Goldman is careful not to declare these companies finished. The sell list reflects elevated risk, not certain failure. Some will adapt. But the framework suggests that companies relying on seat-based pricing or workflow automation as their core value proposition face a structural headwind that no product update can resolve.
The picks and shovels lesson
There is a useful analogy from the California Gold Rush. The people who made the most consistent money were not the miners. They were the merchants selling picks, shovels, and supplies to every miner, regardless of whether they struck gold. The same principle applies here. Rather than placing a single bet on which AI company wins the next decade, the more resilient position may be in the infrastructure that every AI system requires to function, such as compute, connectivity, cybersecurity, and data management.

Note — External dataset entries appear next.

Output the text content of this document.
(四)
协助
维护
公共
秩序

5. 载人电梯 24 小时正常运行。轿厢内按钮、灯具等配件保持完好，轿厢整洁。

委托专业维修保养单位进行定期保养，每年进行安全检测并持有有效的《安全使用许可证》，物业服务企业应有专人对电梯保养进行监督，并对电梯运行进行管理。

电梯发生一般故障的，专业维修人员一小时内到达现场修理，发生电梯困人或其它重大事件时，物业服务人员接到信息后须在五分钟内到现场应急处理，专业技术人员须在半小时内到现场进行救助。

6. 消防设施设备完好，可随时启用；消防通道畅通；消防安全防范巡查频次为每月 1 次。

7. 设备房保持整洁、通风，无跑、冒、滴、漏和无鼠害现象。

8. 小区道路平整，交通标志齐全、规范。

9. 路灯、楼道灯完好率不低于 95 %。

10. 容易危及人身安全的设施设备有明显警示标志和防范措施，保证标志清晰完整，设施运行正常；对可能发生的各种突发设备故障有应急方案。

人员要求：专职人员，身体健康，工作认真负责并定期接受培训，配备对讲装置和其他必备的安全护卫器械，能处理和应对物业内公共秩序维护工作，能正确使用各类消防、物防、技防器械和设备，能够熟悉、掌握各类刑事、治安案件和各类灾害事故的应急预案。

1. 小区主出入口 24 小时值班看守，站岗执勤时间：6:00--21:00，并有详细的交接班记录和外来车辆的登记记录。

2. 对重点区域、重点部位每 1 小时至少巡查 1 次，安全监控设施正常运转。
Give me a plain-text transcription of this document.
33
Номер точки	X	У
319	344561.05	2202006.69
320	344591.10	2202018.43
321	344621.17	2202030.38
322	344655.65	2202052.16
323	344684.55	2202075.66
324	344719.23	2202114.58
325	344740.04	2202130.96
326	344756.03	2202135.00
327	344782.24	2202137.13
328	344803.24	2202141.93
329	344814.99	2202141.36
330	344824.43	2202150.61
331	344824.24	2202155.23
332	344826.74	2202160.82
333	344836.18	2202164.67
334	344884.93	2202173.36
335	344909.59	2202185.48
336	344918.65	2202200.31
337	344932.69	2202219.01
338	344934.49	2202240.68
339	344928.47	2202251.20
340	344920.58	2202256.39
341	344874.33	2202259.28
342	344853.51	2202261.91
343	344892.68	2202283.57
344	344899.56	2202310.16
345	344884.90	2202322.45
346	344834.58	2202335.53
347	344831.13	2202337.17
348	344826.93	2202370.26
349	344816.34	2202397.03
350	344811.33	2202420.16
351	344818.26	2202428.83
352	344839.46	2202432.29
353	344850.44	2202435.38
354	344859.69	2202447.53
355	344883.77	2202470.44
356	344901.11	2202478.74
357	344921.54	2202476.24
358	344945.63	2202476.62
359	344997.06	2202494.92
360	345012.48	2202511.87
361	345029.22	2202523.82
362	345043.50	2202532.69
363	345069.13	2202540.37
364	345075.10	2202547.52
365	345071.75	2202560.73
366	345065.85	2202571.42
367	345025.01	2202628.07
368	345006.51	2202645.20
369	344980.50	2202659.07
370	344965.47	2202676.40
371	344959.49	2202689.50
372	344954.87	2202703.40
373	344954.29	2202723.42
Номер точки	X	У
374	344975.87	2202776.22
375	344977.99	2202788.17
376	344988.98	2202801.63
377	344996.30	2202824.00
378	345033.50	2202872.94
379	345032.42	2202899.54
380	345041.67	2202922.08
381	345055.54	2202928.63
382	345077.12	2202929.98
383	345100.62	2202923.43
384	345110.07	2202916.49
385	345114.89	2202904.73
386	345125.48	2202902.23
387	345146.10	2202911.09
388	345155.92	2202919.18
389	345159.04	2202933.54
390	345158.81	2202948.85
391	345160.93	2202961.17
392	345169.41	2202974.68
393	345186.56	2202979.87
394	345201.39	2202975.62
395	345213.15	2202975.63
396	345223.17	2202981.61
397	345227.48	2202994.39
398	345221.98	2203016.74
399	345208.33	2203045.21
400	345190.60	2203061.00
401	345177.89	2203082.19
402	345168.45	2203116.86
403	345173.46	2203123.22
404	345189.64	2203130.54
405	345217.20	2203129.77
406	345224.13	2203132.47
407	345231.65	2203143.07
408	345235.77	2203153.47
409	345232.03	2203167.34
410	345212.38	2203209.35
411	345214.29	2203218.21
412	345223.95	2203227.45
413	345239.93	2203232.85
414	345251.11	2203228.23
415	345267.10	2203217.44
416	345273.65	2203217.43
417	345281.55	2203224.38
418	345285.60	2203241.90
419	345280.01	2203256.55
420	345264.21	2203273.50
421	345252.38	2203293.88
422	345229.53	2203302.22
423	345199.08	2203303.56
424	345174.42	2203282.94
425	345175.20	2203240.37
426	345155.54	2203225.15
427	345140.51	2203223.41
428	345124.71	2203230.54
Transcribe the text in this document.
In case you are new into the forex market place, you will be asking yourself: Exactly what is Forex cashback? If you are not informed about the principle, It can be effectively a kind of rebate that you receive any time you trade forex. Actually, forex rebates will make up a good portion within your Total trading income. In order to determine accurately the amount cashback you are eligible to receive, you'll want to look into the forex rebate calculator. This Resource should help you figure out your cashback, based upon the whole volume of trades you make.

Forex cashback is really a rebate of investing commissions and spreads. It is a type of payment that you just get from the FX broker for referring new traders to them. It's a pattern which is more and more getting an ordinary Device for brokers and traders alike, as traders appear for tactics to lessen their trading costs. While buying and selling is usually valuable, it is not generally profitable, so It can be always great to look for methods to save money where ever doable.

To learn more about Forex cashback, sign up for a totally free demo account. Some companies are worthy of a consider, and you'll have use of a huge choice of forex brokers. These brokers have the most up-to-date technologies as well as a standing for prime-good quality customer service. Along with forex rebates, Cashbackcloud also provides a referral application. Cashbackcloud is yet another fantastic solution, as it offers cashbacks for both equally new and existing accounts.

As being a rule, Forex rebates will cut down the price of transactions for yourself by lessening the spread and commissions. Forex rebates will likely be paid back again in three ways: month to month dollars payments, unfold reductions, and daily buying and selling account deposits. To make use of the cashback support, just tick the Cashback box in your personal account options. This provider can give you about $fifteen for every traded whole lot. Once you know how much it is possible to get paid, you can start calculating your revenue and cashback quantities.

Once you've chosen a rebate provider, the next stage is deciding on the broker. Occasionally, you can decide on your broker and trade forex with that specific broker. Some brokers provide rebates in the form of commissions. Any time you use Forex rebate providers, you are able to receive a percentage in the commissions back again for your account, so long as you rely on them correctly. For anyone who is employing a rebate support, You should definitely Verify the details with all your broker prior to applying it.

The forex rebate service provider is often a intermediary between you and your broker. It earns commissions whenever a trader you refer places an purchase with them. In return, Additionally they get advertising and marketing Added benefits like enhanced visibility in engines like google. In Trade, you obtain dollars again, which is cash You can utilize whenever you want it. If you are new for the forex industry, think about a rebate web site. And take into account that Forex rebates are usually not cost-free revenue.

For SME owners, the Goldman framework translates into a practical checklist. The software your business uses or holds as an investment is worth looking at through this lens. Does it require physical infrastructure to operate? Is it embedded in a regulatory process you cannot easily exit? Does it sit in a category, like cybersecurity or data management, where AI adoption increases demand rather than reducing it? If yes, the exposure is likely more resilient than it appears.
If the software primarily automates a workflow, charges per user, and has limited switching costs, those are the characteristics Goldman’s analysis flags as most vulnerable. That does not mean abandoning the product immediately. But it is worth asking whether a more AI-native alternative is already being built to replace it.
The sell-off has pushed software valuations to their most accessible levels in over a decade. Goldman notes that the current multiple is broadly in line with companies growing at 5 to 10% annually, while consensus estimates still project closer to 16 % earnings growth for the sector across 2026 and 2027. Whether that gap represents opportunity or over-optimism is the question the market is now working through.
What Goldman’s framework makes clear is that not all software is facing the same question. Some of it is being disrupted. Some of it is doing the disrupting. Knowing which is which is no longer just useful information for fund managers. It is useful information for anyone running a business in 2026.
This article is for informational purposes only and does not constitute financial, investment, legal, or tax advice. All investing involves risk. Always consult a qualified financial professional before making investment decisions.